TAs who teach labs are an excellent resource for feedback about labs, because they invest the work (preparing for a lab, helping students during it, and then grading it) and they see the results by observing what students do (in labwork, discussions, reports) and what they learn. To improve the usefulness of feedback from TAs, I will try to convince them that I want total honesty because the department's goal is not to defend all current instruction & policies, but to develop improved instruction & policies for the future.
I will get feedback from TAs — by asking "what's happening? how are students understanding and performing? what changes would make things go more smoothly, or help students learn more from their experiences? should we expand their experiences by asking them to do additional sub-activities or thought-stimulating discussions? do you suggest any changes in the lab manual or teacher's notes?", and so on — in four main ways:
• Talk with them during lab (but this is limited because during a lab their main focus should be interacting with students) or immediately after lab (when they can focus on discussions with me) because at these times they are thinking about lab, and lab-ideas are fresh in their minds. / By the way, occasionally I could also talk with students, either during lab or as they're leaving lab, asking for feedback about the lab that day and their ideas for improving it, or just about "labs in general."

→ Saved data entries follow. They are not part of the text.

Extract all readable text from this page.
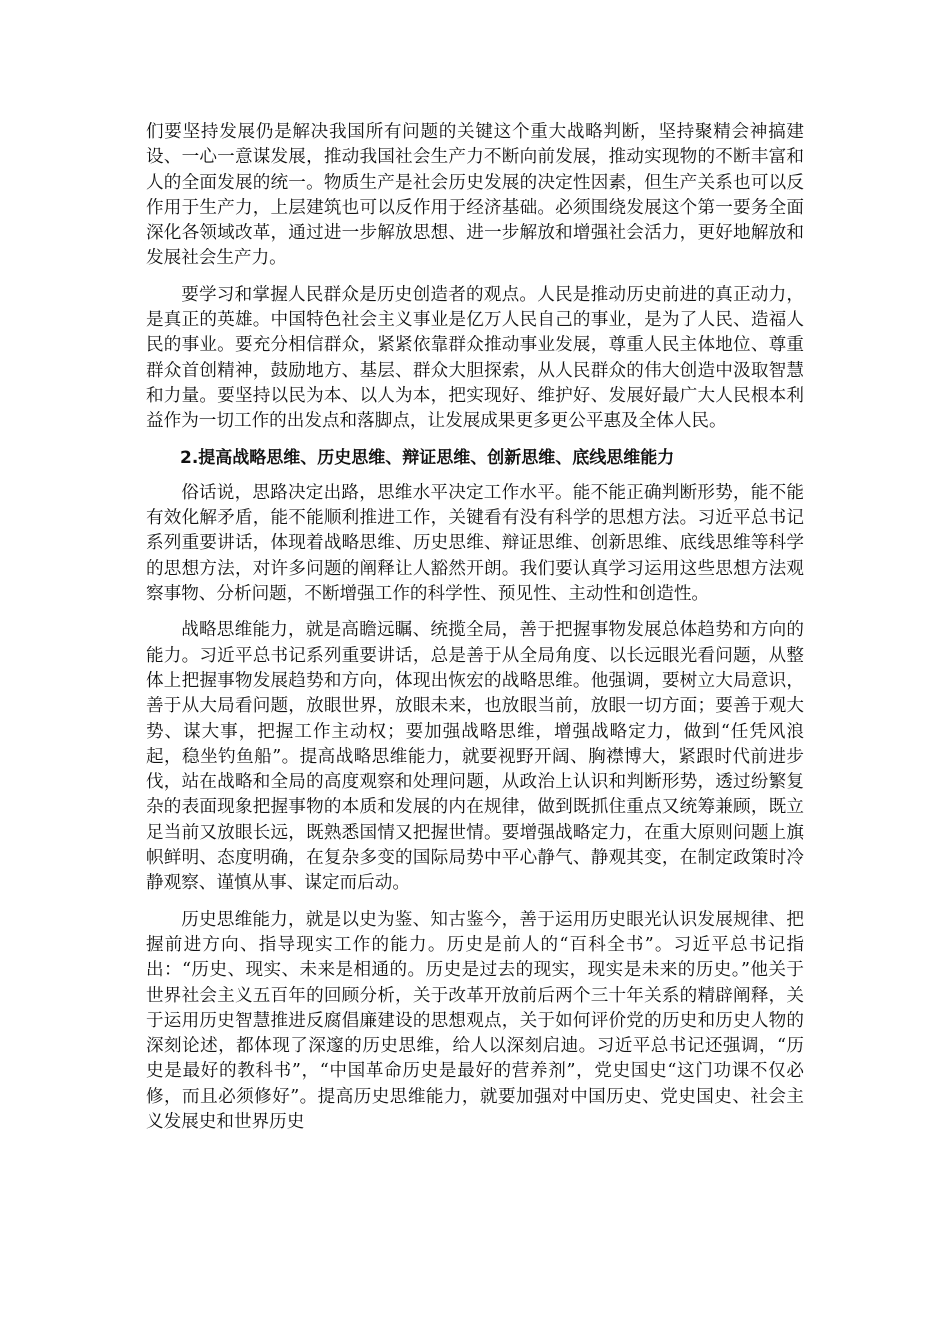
们要坚持发展仍是解决我国所有问题的关键这个重大战略判断，坚持聚精会神搞建设、一心一意谋发展，推动我国社会生产力不断向前发展，推动实现物的不断丰富和人的全面发展的统一。物质生产是社会历史发展的决定性因素，但生产关系也可以反作用于生产力，上层建筑也可以反作用于经济基础。必须围绕发展这个第一要务全面深化各领域改革，通过进一步解放思想、进一步解放和增强社会活力，更好地解放和发展社会生产力。

要学习和掌握人民群众是历史创造者的观点。人民是推动历史前进的真正动力，是真正的英雄。中国特色社会主义事业是亿万人民自己的事业，是为了人民、造福人民的事业。要充分相信群众，紧紧依靠群众推动事业发展，尊重人民主体地位、尊重群众首创精神，鼓励地方、基层、群众大胆探索，从人民群众的伟大创造中汲取智慧和力量。要坚持以民为本、以人为本，把实现好、维护好、发展好最广大人民根本利益作为一切工作的出发点和落脚点，让发展成果更多更公平惠及全体人民。

2.提高战略思维、历史思维、辩证思维、创新思维、底线思维能力

俗话说，思路决定出路，思维水平决定工作水平。能不能正确判断形势，能不能有效化解矛盾，能不能顺利推进工作，关键看有没有科学的思想方法。习近平总书记系列重要讲话，体现着战略思维、历史思维、辩证思维、创新思维、底线思维等科学的思想方法，对许多问题的阐释让人豁然开朗。我们要认真学习运用这些思想方法观察事物、分析问题，不断增强工作的科学性、预见性、主动性和创造性。

战略思维能力，就是高瞻远瞩、统揽全局，善于把握事物发展总体趋势和方向的能力。习近平总书记系列重要讲话，总是善于从全局角度、以长远眼光看问题，从整体上把握事物发展趋势和方向，体现出恢宏的战略思维。他强调，要树立大局意识，善于从大局看问题，放眼世界，放眼未来，也放眼当前，放眼一切方面；要善于观大势、谋大事，把握工作主动权；要加强战略思维，增强战略定力，做到“任凭风浪起，稳坐钓鱼船”。提高战略思维能力，就要视野开阔、胸襟博大，紧跟时代前进步伐，站在战略和全局的高度观察和处理问题，从政治上认识和判断形势，透过纷繁复杂的表面现象把握事物的本质和发展的内在规律，做到既抓住重点又统筹兼顾，既立足当前又放眼长远，既熟悉国情又把握世情。要增强战略定力，在重大原则问题上旗帜鲜明、态度明确，在复杂多变的国际局势中平心静气、静观其变，在制定政策时冷静观察、谨慎从事、谋定而后动。

历史思维能力，就是以史为鉴、知古鉴今，善于运用历史眼光认识发展规律、把握前进方向、指导现实工作的能力。历史是前人的“百科全书”。习近平总书记指出：“历史、现实、未来是相通的。历史是过去的现实，现实是未来的历史。”他关于世界社会主义五百年的回顾分析，关于改革开放前后两个三十年关系的精辟阐释，关于运用历史智慧推进反腐倡廉建设的思想观点，关于如何评价党的历史和历史人物的深刻论述，都体现了深邃的历史思维，给人以深刻启迪。习近平总书记还强调，“历史是最好的教科书”，“中国革命历史是最好的营养剂”，党史国史“这门功课不仅必修，而且必须修好”。提高历史思维能力，就要加强对中国历史、党史国史、社会主义发展史和世界历史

• During weekly staff meetings for a course, I will encourage candid feedback. But discussion time will be limited by the rational goal of instructors and TAs to finish the meeting in a reasonable time. I will cooperate by controlling the time for discussion, and inviting those with detailed feedback and suggestions to “tell me more” after the meeting. And I will ask the instructor for advice about adjusting the staff-meeting discussions, including their duration.
• Schedule voluntary discussions where interested TAs can provide feedback. Discussions can be specific (focusing on the labs they are teaching) or more general, about education (teaching & learning) and scientific thinking skills. { The details of timing — how often we meet and when (daytime or at night), whether to have separate meetings for each course (UW has 5 gen-chem courses with labs, and most have multiple sections), and so on — would have to be worked out, and can be adjusted. }
• Establish an “open door” attitude by persuading TAs that I really am interested in their ideas, and I want to hear from them by email, phone, or by knocking on the door of my office. A more proactive way to establish rapport is to occasionally visit the TA Room, looking for individuals or groups, just to say hello and to see if they are interested in talking informally about lab education.

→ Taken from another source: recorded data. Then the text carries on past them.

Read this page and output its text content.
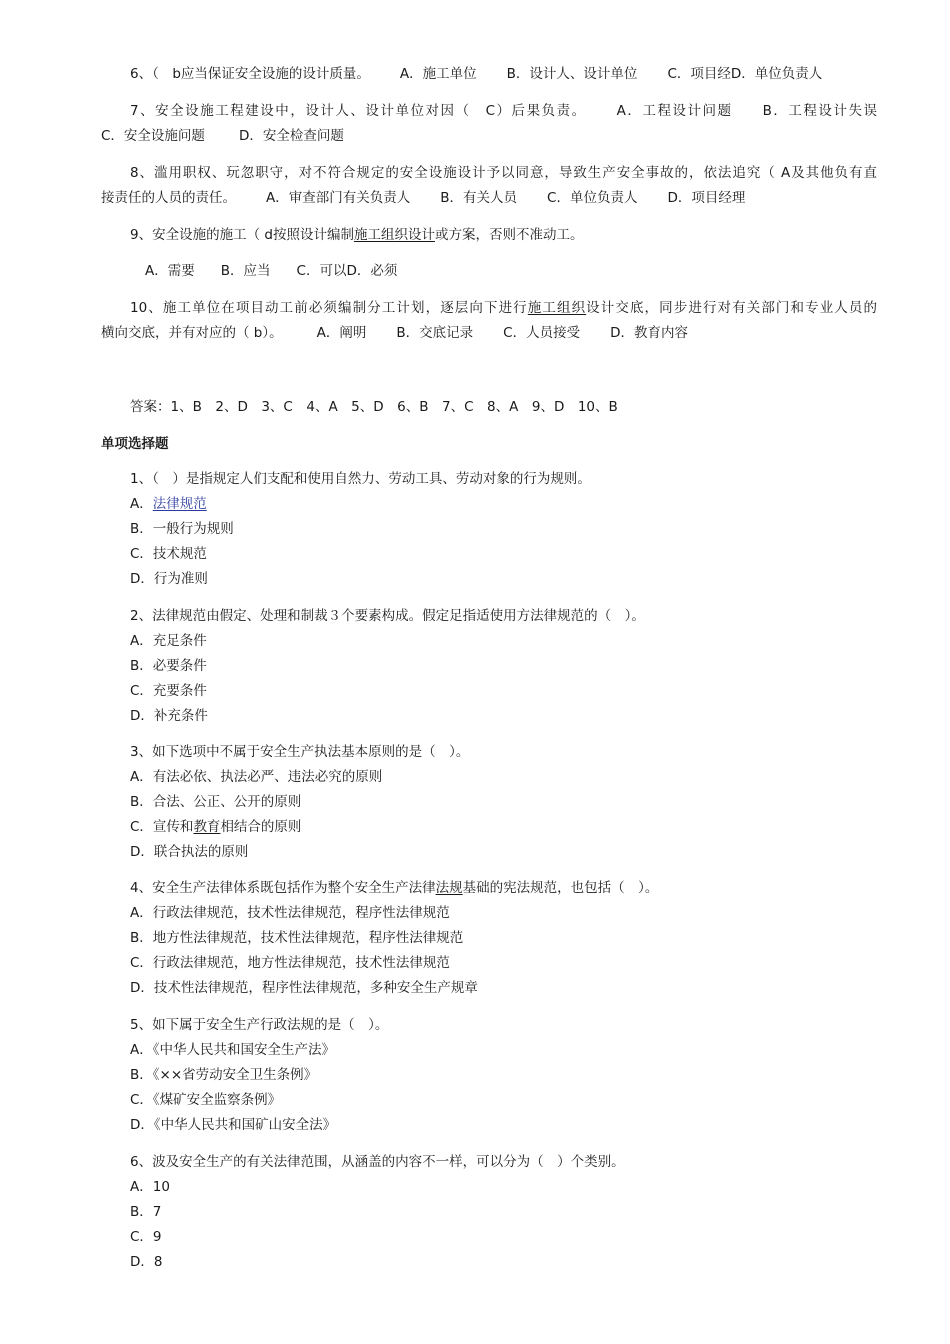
6、（　b应当保证安全设施的设计质量。 A．施工单位 B．设计人、设计单位 C．项目经D．单位负责人
7、安全设施工程建设中，设计人、设计单位对因（　C）后果负责。 A．工程设计问题 B．工程设计失误
C．安全设施问题	D．安全检查问题
8、滥用职权、玩忽职守，对不符合规定的安全设施设计予以同意，导致生产安全事故的，依法追究（ A及其他负有直
接责任的人员的责任。 A．审查部门有关负责人 B．有关人员 C．单位负责人 D．项目经理
9、安全设施的施工（ d按照设计编制施工组织设计或方案，否则不准动工。
A．需要 B．应当 C．可以D．必须
10、施工单位在项目动工前必须编制分工计划，逐层向下进行施工组织设计交底，同步进行对有关部门和专业人员的
横向交底，并有对应的（ b）。	A．阐明 B．交底记录 C．人员接受 D．教育内容
答案：1、B　2、D　3、C　4、A　5、D　6、B　7、C　8、A　9、D　10、B
单项选择题
1、（　）是指规定人们支配和使用自然力、劳动工具、劳动对象的行为规则。
A．法律规范
B．一般行为规则
C．技术规范
D．行为准则
2、法律规范由假定、处理和制裁３个要素构成。假定足指适使用方法律规范的（　）。
A．充足条件
B．必要条件
C．充要条件
D．补充条件
3、如下选项中不属于安全生产执法基本原则的是（　）。
A．有法必依、执法必严、违法必究的原则
B．合法、公正、公开的原则
C．宣传和教育相结合的原则
D．联合执法的原则
4、安全生产法律体系既包括作为整个安全生产法律法规基础的宪法规范，也包括（　）。
A．行政法律规范，技术性法律规范，程序性法律规范
B．地方性法律规范，技术性法律规范，程序性法律规范
C．行政法律规范，地方性法律规范，技术性法律规范
D．技术性法律规范，程序性法律规范，多种安全生产规章
5、如下属于安全生产行政法规的是（　）。
A．《中华人民共和国安全生产法》
B．《××省劳动安全卫生条例》
C．《煤矿安全监察条例》
D．《中华人民共和国矿山安全法》
6、波及安全生产的有关法律范围，从涵盖的内容不一样，可以分为（　）个类别。
A．10
B．7
C．9
D．8
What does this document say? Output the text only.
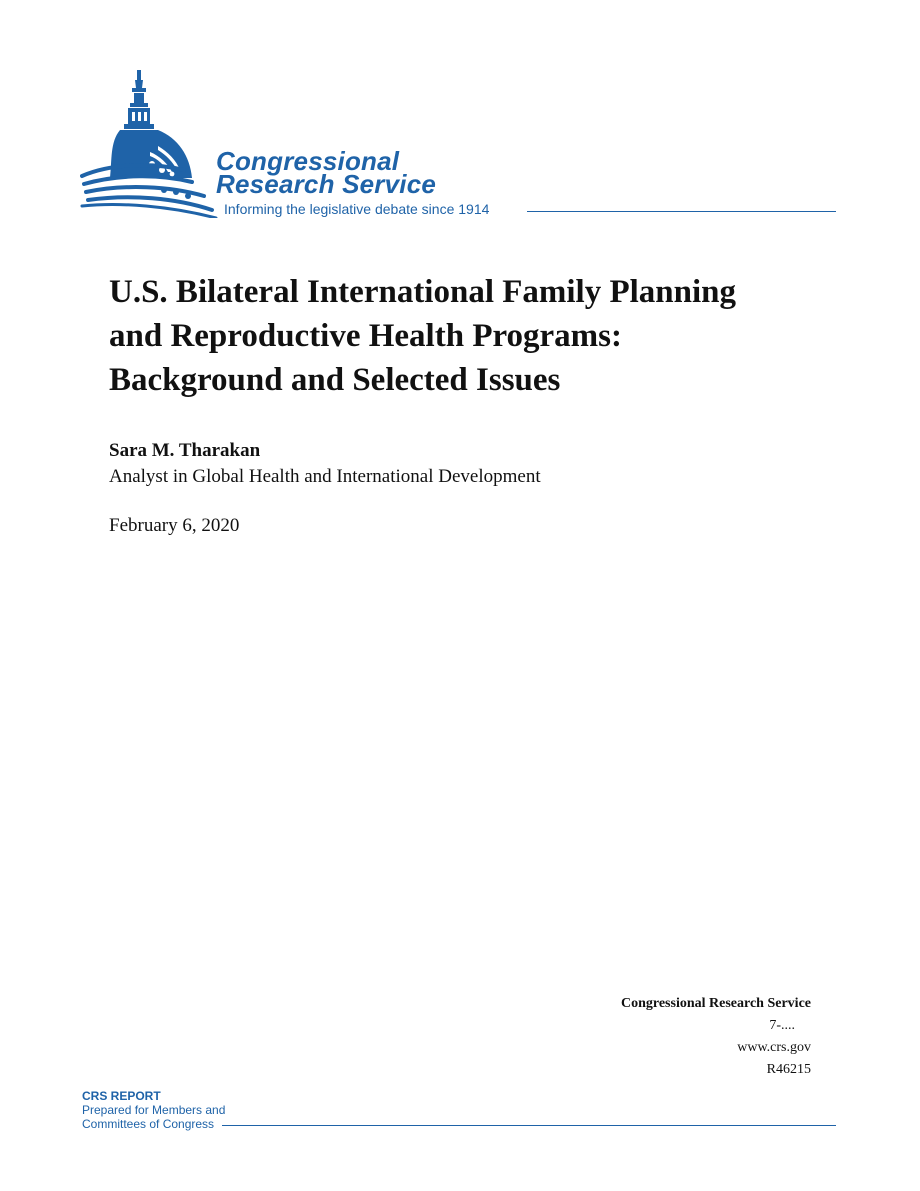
Congressional
Research Service
Informing the legislative debate since 1914
U.S. Bilateral International Family Planning
and Reproductive Health Programs:
Background and Selected Issues
Sara M. Tharakan
Analyst in Global Health and International Development
February 6, 2020
Congressional Research Service
7-....
www.crs.gov
R46215
CRS REPORT
Prepared for Members and
Committees of Congress
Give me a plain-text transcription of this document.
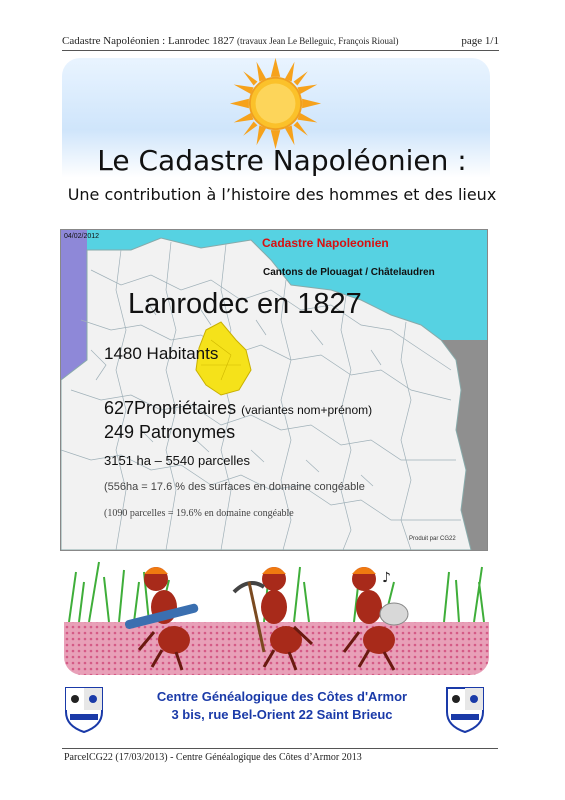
Cadastre Napoléonien : Lanrodec 1827 (travaux Jean Le Belleguic, François Rioual)	page 1/1
Le Cadastre Napoléonien :
Une contribution à l’histoire des hommes et des lieux
04/02/2012	Cadastre Napoleonien
Cantons de Plouagat / Châtelaudren
Lanrodec en 1827
1480 Habitants
627Propriétaires (variantes nom+prénom)
249 Patronymes
3151 ha – 5540 parcelles
(556ha = 17.6 % des surfaces en domaine congéable
(1090 parcelles = 19.6% en domaine congéable
Produit par CG22
♪
Centre Généalogique des Côtes d'Armor
3 bis, rue Bel-Orient 22 Saint Brieuc
ParcelCG22 (17/03/2013) - Centre Généalogique des Côtes d’Armor 2013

For all of these, I will see how TAs “vote with their actions” — by observing how much they talk during-and-after labs and staff meetings, whether they attend voluntary discussions, and how they use the open door options — and will adjust accordingly. / Motivation for teaching varies among TAs. I think they all want to become better teachers, but some are willing to invest more time to pursue this goal (possibly because they are more interested in education, for now and for their future) while others want to minimize teaching time so they can focus on their own classes and make fast progress toward moving into research groups and PhD projects. I think either approach — investing more time (to learn about teaching) or less time (to focus on classes and research) — is rational, so I'll just watch what happens (to see how much various TAs want to be involved in thinking & talking about lab education) and will adjust to whatever happens.
As explained earlier, TAs "will have [only] an advisory role by providing feedback and ideas." But their perspective will be an important factor in all decisions about lab policies, because lab teachers are key stakeholders in lab education, and most decisions about revising lab education will affect TAs. Hopefully, TAs will be reaping the rewards of beneficial changes that include a decrease in the time required for lab teaching & grading, but an increase in their intrinsic enjoyment of lab teaching and in the personal satisfaction they get when the effectiveness of their teaching has been improved.